All of the antennas I chose involve only wire and feedline plus, of course, the antenna tuner. For all but the inverted-L (and possible the fanned dipoles), we need a balanced tuner that will handle a very wide range of resistance and reactance at its terminals with the highest possible efficiency. Although there are a few balanced network and Z-match tuners available, most hams still use single-ended network tuners with a 4:1 balun at the terminals. Unfortunately, not all 4:1 tuner baluns are made equal, and many show high losses in the presence of either high reactance values or very low impedances that may occur as the feedpoint impedance is transformed along the parallel feedline. There is an alternative system for using the single-ended network tuner in the manner in which it is most efficient: as a single-ended network.
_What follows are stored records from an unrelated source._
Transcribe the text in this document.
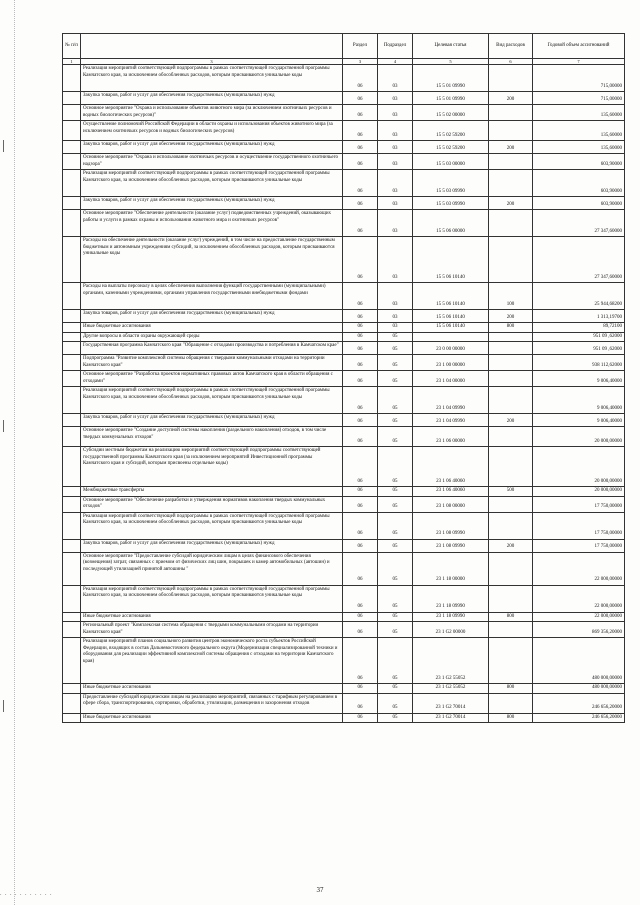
№ п/п		Раздел	Подраздел	Целевая статья	Вид расходов	Годовой объем ассигнований
1	3	3	4	5	6	7
	Реализация мероприятий соответствующей подпрограммы в рамках соответствующей государственной программы Камчатского края, за исключением обособленных расходов, которым присваиваются уникальные коды	06	03	15 5 01 09990		715,00000
	Закупка товаров, работ и услуг для обеспечения государственных (муниципальных) нужд	06	03	15 5 01 09990	200	715,00000
	Основное мероприятие "Охрана и использование объектов животного мира (за исключением охотничьих ресурсов и водных биологических ресурсов)"	06	03	15 5 02 00000		135,60000
	Осуществление полномочий Российской Федерации в области охраны и использования объектов животного мира (за исключением охотничьих ресурсов и водных биологических ресурсов)	06	03	15 5 02 59200		135,60000
	Закупка товаров, работ и услуг для обеспечения государственных (муниципальных) нужд	06	03	15 5 02 59200	200	135,60000
	Основное мероприятие "Охрана и использование охотничьих ресурсов и осуществление государственного охотничьего надзора"	06	03	15 5 03 00000		603,90000
	Реализация мероприятий соответствующей подпрограммы в рамках соответствующей государственной программы Камчатского края, за исключением обособленных расходов, которым присваиваются уникальные коды	06	03	15 5 03 09990		603,90000
	Закупка товаров, работ и услуг для обеспечения государственных (муниципальных) нужд	06	03	15 5 03 09990	200	603,90000
	Основное мероприятие "Обеспечение деятельности (оказание услуг) подведомственных учреждений, оказывающих работы и услуги в рамках охраны и использования животного мира и охотничьих ресурсов"	06	03	15 5 06 00000		27 347,60000
	Расходы на обеспечение деятельности (оказание услуг) учреждений, в том числе на предоставление государственным бюджетным и автономным учреждениям субсидий, за исключением обособленных расходов, которым присваиваются уникальные коды	06	03	15 5 06 10140		27 347,60000
	Расходы на выплаты персоналу в целях обеспечения выполнения функций государственными (муниципальными) органами, казенными учреждениями, органами управления государственными внебюджетными фондами	06	03	15 5 06 10140	100	25 944,68200
	Закупка товаров, работ и услуг для обеспечения государственных (муниципальных) нужд	06	03	15 5 06 10140	200	1 313,19700
	Иные бюджетные ассигнования	06	03	15 5 06 10140	800	89,72100
	Другие вопросы в области охраны окружающей среды	06	05			951 09 ,62000
	Государственная программа Камчатского края "Обращение с отходами производства и потребления в Камчатском крае"	06	05	23 0 00 00000		951 09 ,62000
	Подпрограмма "Развитие комплексной системы обращения с твердыми коммунальными отходами на территории Камчатского края"	06	05	23 1 00 00000		938 112,62000
	Основное мероприятие "Разработка проектов нормативных правовых актов Камчатского края в области обращения с отходами"	06	05	23 1 04 00000		9 006,40000
	Реализация мероприятий соответствующей подпрограммы в рамках соответствующей государственной программы Камчатского края, за исключением обособленных расходов, которым присваиваются уникальные коды	06	05	23 1 04 09990		9 006,40000
	Закупка товаров, работ и услуг для обеспечения государственных (муниципальных) нужд	06	05	23 1 04 09990	200	9 006,40000
	Основное мероприятие "Создание доступной системы накопления (раздельного накопления) отходов, в том числе твердых коммунальных отходов"	06	05	23 1 06 00000		20 000,00000
	Субсидии местным бюджетам на реализацию мероприятий соответствующей подпрограммы соответствующей государственной программы Камчатского края (за исключением мероприятий Инвестиционной программы Камчатского края и субсидий, которым присвоены отдельные коды)	06	05	23 1 06 40060		20 000,00000
	Межбюджетные трансферты	06	05	23 1 06 40060	500	20 000,00000
	Основное мероприятие "Обеспечение разработки и утверждения нормативов накопления твердых коммунальных отходов"	06	05	23 1 08 00000		17 750,00000
	Реализация мероприятий соответствующей подпрограммы в рамках соответствующей государственной программы Камчатского края, за исключением обособленных расходов, которым присваиваются уникальные коды	06	05	23 1 08 09990		17 750,00000
	Закупка товаров, работ и услуг для обеспечения государственных (муниципальных) нужд	06	05	23 1 08 09990	200	17 750,00000
	Основное мероприятие "Предоставление субсидий юридическим лицам в целях финансового обеспечения (возмещения) затрат, связанных с приемом от физических лиц шин, покрышек и камер автомобильных (автошин) и последующей утилизацией принятой автошины "	06	05	23 1 18 00000		22 000,00000
	Реализация мероприятий соответствующей подпрограммы в рамках соответствующей государственной программы Камчатского края, за исключением обособленных расходов, которым присваиваются уникальные коды	06	05	23 1 18 09990		22 000,00000
	Иные бюджетные ассигнования	06	05	23 1 18 09990	800	22 000,00000
	Региональный проект "Комплексная система обращения с твердыми коммунальными отходами на территории Камчатского края"	06	05	23 1 G2 00000		869 356,20000
	Реализация мероприятий планов социального развития центров экономического роста субъектов Российской Федерации, входящих в состав Дальневосточного федерального округа (Модернизация специализированной техники и оборудования для реализации эффективной комплексной системы обращения с отходами на территории Камчатского края)	06	05	23 1 G2 55052		480 000,00000
	Иные бюджетные ассигнования	06	05	23 1 G2 55052	800	480 000,00000
	Предоставление субсидий юридическим лицам на реализацию мероприятий, связанных с тарифным регулированием в сфере сбора, транспортирования, сортировки, обработки, утилизации, размещения и захоронения отходов	06	05	23 1 G2 70014		246 656,20000
	Иные бюджетные ассигнования	06	05	23 1 G2 70014	800	246 656,20000
37
. . . . . . . . . . .
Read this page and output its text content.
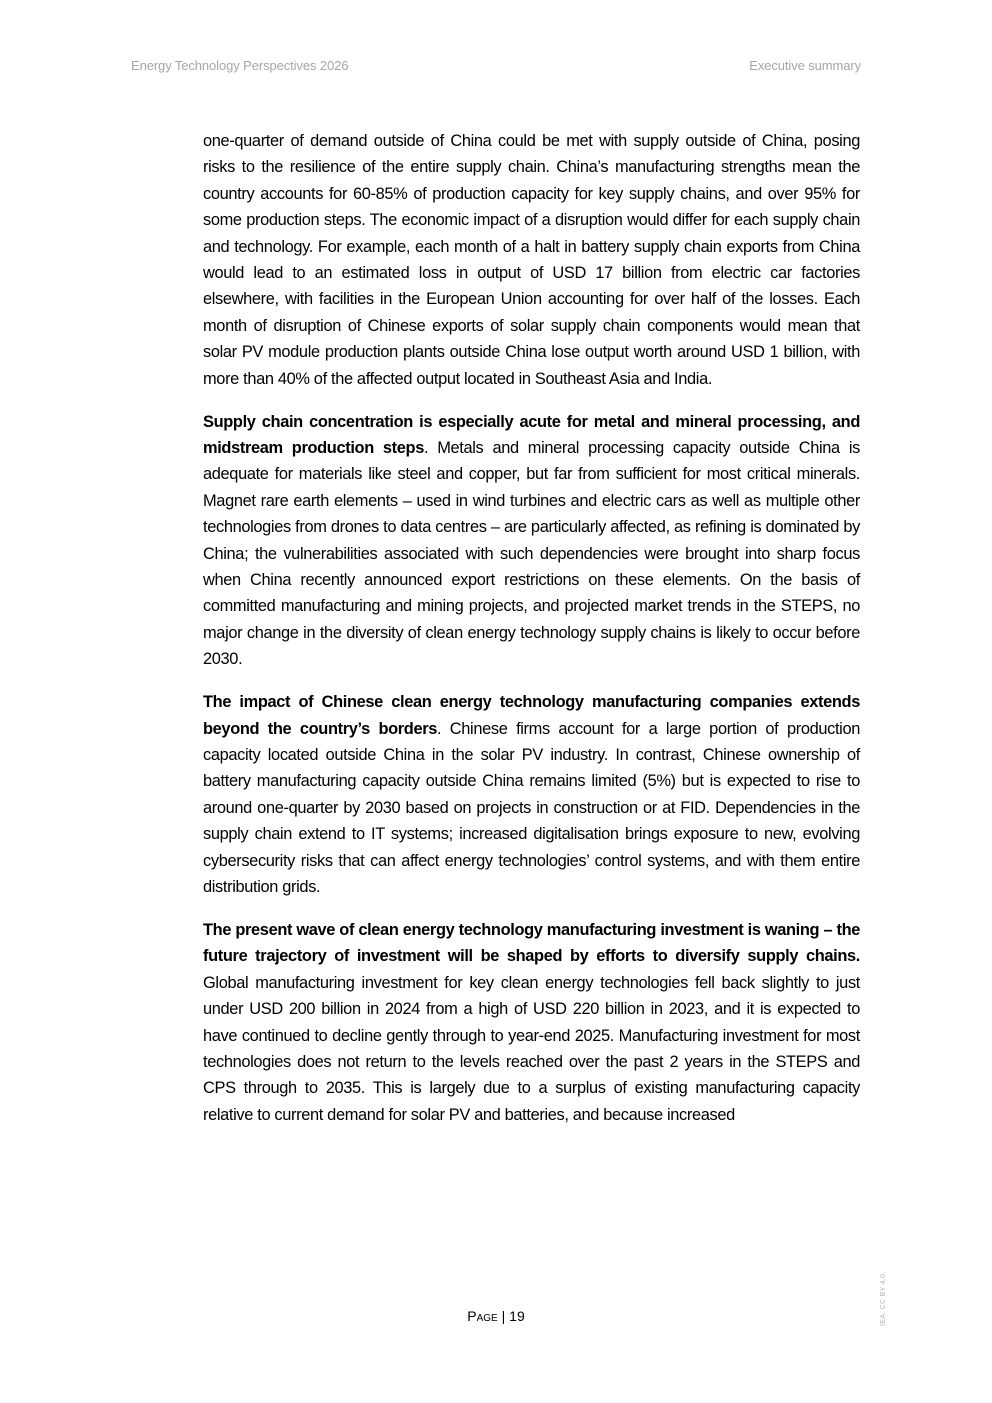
Energy Technology Perspectives 2026	Executive summary

one-quarter of demand outside of China could be met with supply outside of China, posing risks to the resilience of the entire supply chain. China’s manufacturing strengths mean the country accounts for 60-85% of production capacity for key supply chains, and over 95% for some production steps. The economic impact of a disruption would differ for each supply chain and technology. For example, each month of a halt in battery supply chain exports from China would lead to an estimated loss in output of USD 17 billion from electric car factories elsewhere, with facilities in the European Union accounting for over half of the losses. Each month of disruption of Chinese exports of solar supply chain components would mean that solar PV module production plants outside China lose output worth around USD 1 billion, with more than 40% of the affected output located in Southeast Asia and India.

Supply chain concentration is especially acute for metal and mineral processing, and midstream production steps. Metals and mineral processing capacity outside China is adequate for materials like steel and copper, but far from sufficient for most critical minerals. Magnet rare earth elements – used in wind turbines and electric cars as well as multiple other technologies from drones to data centres – are particularly affected, as refining is dominated by China; the vulnerabilities associated with such dependencies were brought into sharp focus when China recently announced export restrictions on these elements. On the basis of committed manufacturing and mining projects, and projected market trends in the STEPS, no major change in the diversity of clean energy technology supply chains is likely to occur before 2030.

The impact of Chinese clean energy technology manufacturing companies extends beyond the country’s borders. Chinese firms account for a large portion of production capacity located outside China in the solar PV industry. In contrast, Chinese ownership of battery manufacturing capacity outside China remains limited (5%) but is expected to rise to around one-quarter by 2030 based on projects in construction or at FID. Dependencies in the supply chain extend to IT systems; increased digitalisation brings exposure to new, evolving cybersecurity risks that can affect energy technologies’ control systems, and with them entire distribution grids.

The present wave of clean energy technology manufacturing investment is waning – the future trajectory of investment will be shaped by efforts to diversify supply chains. Global manufacturing investment for key clean energy technologies fell back slightly to just under USD 200 billion in 2024 from a high of USD 220 billion in 2023, and it is expected to have continued to decline gently through to year-end 2025. Manufacturing investment for most technologies does not return to the levels reached over the past 2 years in the STEPS and CPS through to 2035. This is largely due to a surplus of existing manufacturing capacity relative to current demand for solar PV and batteries, and because increased

Page | 19	IEA. CC BY 4.0.
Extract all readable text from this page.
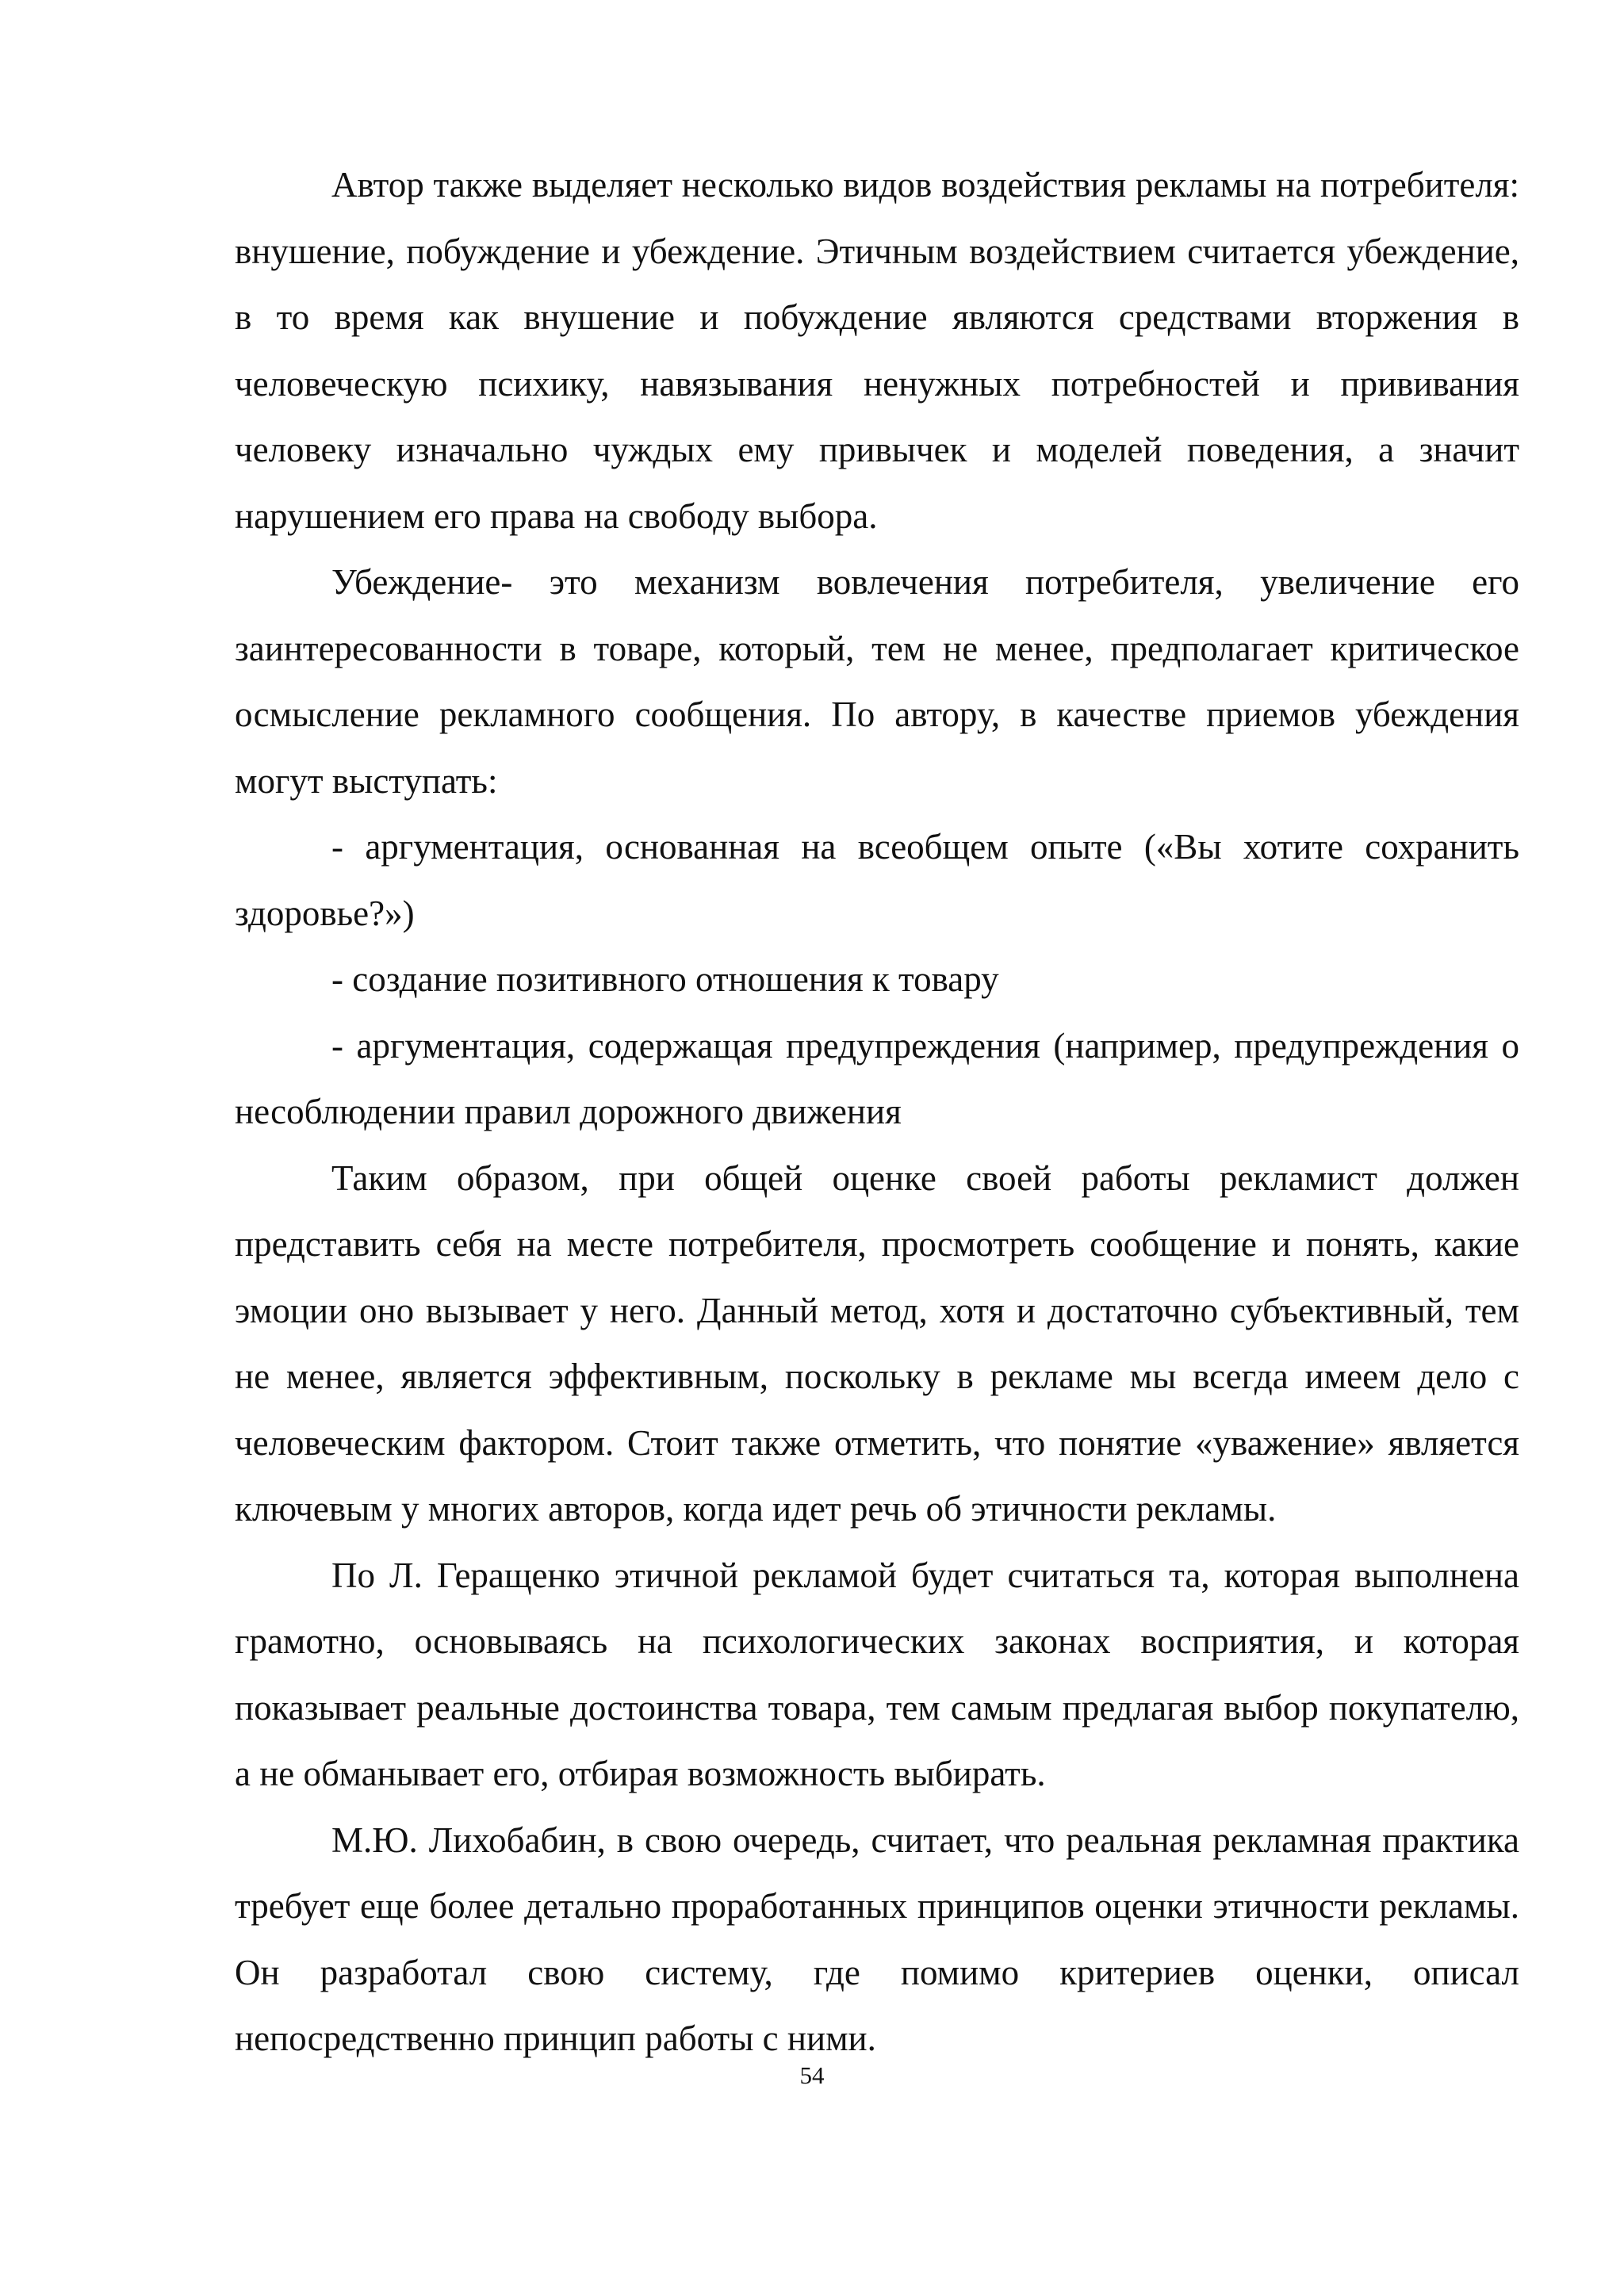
Автор также выделяет несколько видов воздействия рекламы на потребителя: внушение, побуждение и убеждение. Этичным воздействием считается убеждение, в то время как внушение и побуждение являются средствами вторжения в человеческую психику, навязывания ненужных потребностей и прививания человеку изначально чуждых ему привычек и моделей поведения, а значит нарушением его права на свободу выбора.

Убеждение- это механизм вовлечения потребителя, увеличение его заинтересованности в товаре, который, тем не менее, предполагает критическое осмысление рекламного сообщения. По автору, в качестве приемов убеждения могут выступать:

- аргументация, основанная на всеобщем опыте («Вы хотите сохранить здоровье?»)

- создание позитивного отношения к товару

- аргументация, содержащая предупреждения (например, предупреждения о несоблюдении правил дорожного движения

Таким образом, при общей оценке своей работы рекламист должен представить себя на месте потребителя, просмотреть сообщение и понять, какие эмоции оно вызывает у него. Данный метод, хотя и достаточно субъективный, тем не менее, является эффективным, поскольку в рекламе мы всегда имеем дело с человеческим фактором. Стоит также отметить, что понятие «уважение» является ключевым у многих авторов, когда идет речь об этичности рекламы.

По Л. Геращенко этичной рекламой будет считаться та, которая выполнена грамотно, основываясь на психологических законах восприятия, и которая показывает реальные достоинства товара, тем самым предлагая выбор покупателю, а не обманывает его, отбирая возможность выбирать.

М.Ю. Лихобабин, в свою очередь, считает, что реальная рекламная практика требует еще более детально проработанных принципов оценки этичности рекламы. Он разработал свою систему, где помимо критериев оценки, описал непосредственно принцип работы с ними.

54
Fig. 29 shows the essentials.

At the shack entry point, we terminate the parallel feedline with a 1:1 balun.Actually,the unit is a simple choke in preference to a transmission-line transformer that prefers a minimum of reactance. A W2DU type choke composed of about 50 ferrite beads around a length of coax tends to work quite well in this application. We run a lead to an earth ground from the coax braid right at the coax side of the choke itself. This measure tends to attenuate any remnant RF that might get onto equipment cases or into circuitry. Make the coax run as short as possible using the lowest-loss coax that you can obtain, since there will still be a considerable SWR on the line to the tuner. However, this line goes directly to the coax connector on the tuner output side for single-ended processing. The system is not perfect and does have small losses. However, in most cases, it tends to clear the shack of unwanted stray RF from indoor parallel feedlines, and it does allow the single-ended tuner to effect a reasonably efficient match with the remainder of the antenna system. This system is not new,being almost as old as the W2DU type choke itself. I first recommended it as one solution to problems some folks had back in 1980 with G5RV antenna systems.

There is a vast territory that these notes have not covered. We can make multi-band beams, multi-band verticals, and a number of other antennas that will cover 2 or more of the ham bands. I encourage you to experiment with antennas, since wire is inexpensive and you can develop temporary mounts to put up and take down your trial antennas. But when you do erect an antenna, please be sure to give it that same care that you give your transceivers. Periodic preventive inspection and maintenance will ensure that the antenna gives you all the performance that it can every time you fire up the rig. Attention to safety will protect both property and the lives of those you love the most including  yourself.
As for those other possible antennas, there are always future FDIM celebrations to cover them.

73 L Cebik W4RNL

2 thoughts on “HF Multiband Antennas

  1. Ouestion for you.

    I’ve installed a Jamaica NVIS 40M

    Four 1/2wave driven elements at 18ft AGL

    Four 1/2+ 5% reflectors a few inches under the sand

    Then a few weeks ago I installed four directors 5% shorter and 25ft above the driven elements.

    Perhaps it just band conditions but it seems the antenna is not performing as well as without the directors. I use a160M 1/2 dipole at 60ft coupled to 40 M as a reference dipole. Prior to adding the directors the dipole was usually not as good as the NVIS when working stations within 200 miles. Now the dipole seems to be the winner often time.

    I suppose it could just be conditions. Wondering what you think?


  2. After much testing the directors did not increase over all performance of the JAMAICA NVIS. Good performance returned when the directors were removed.
    Stick with reflectors (5% longer) under the driven elements.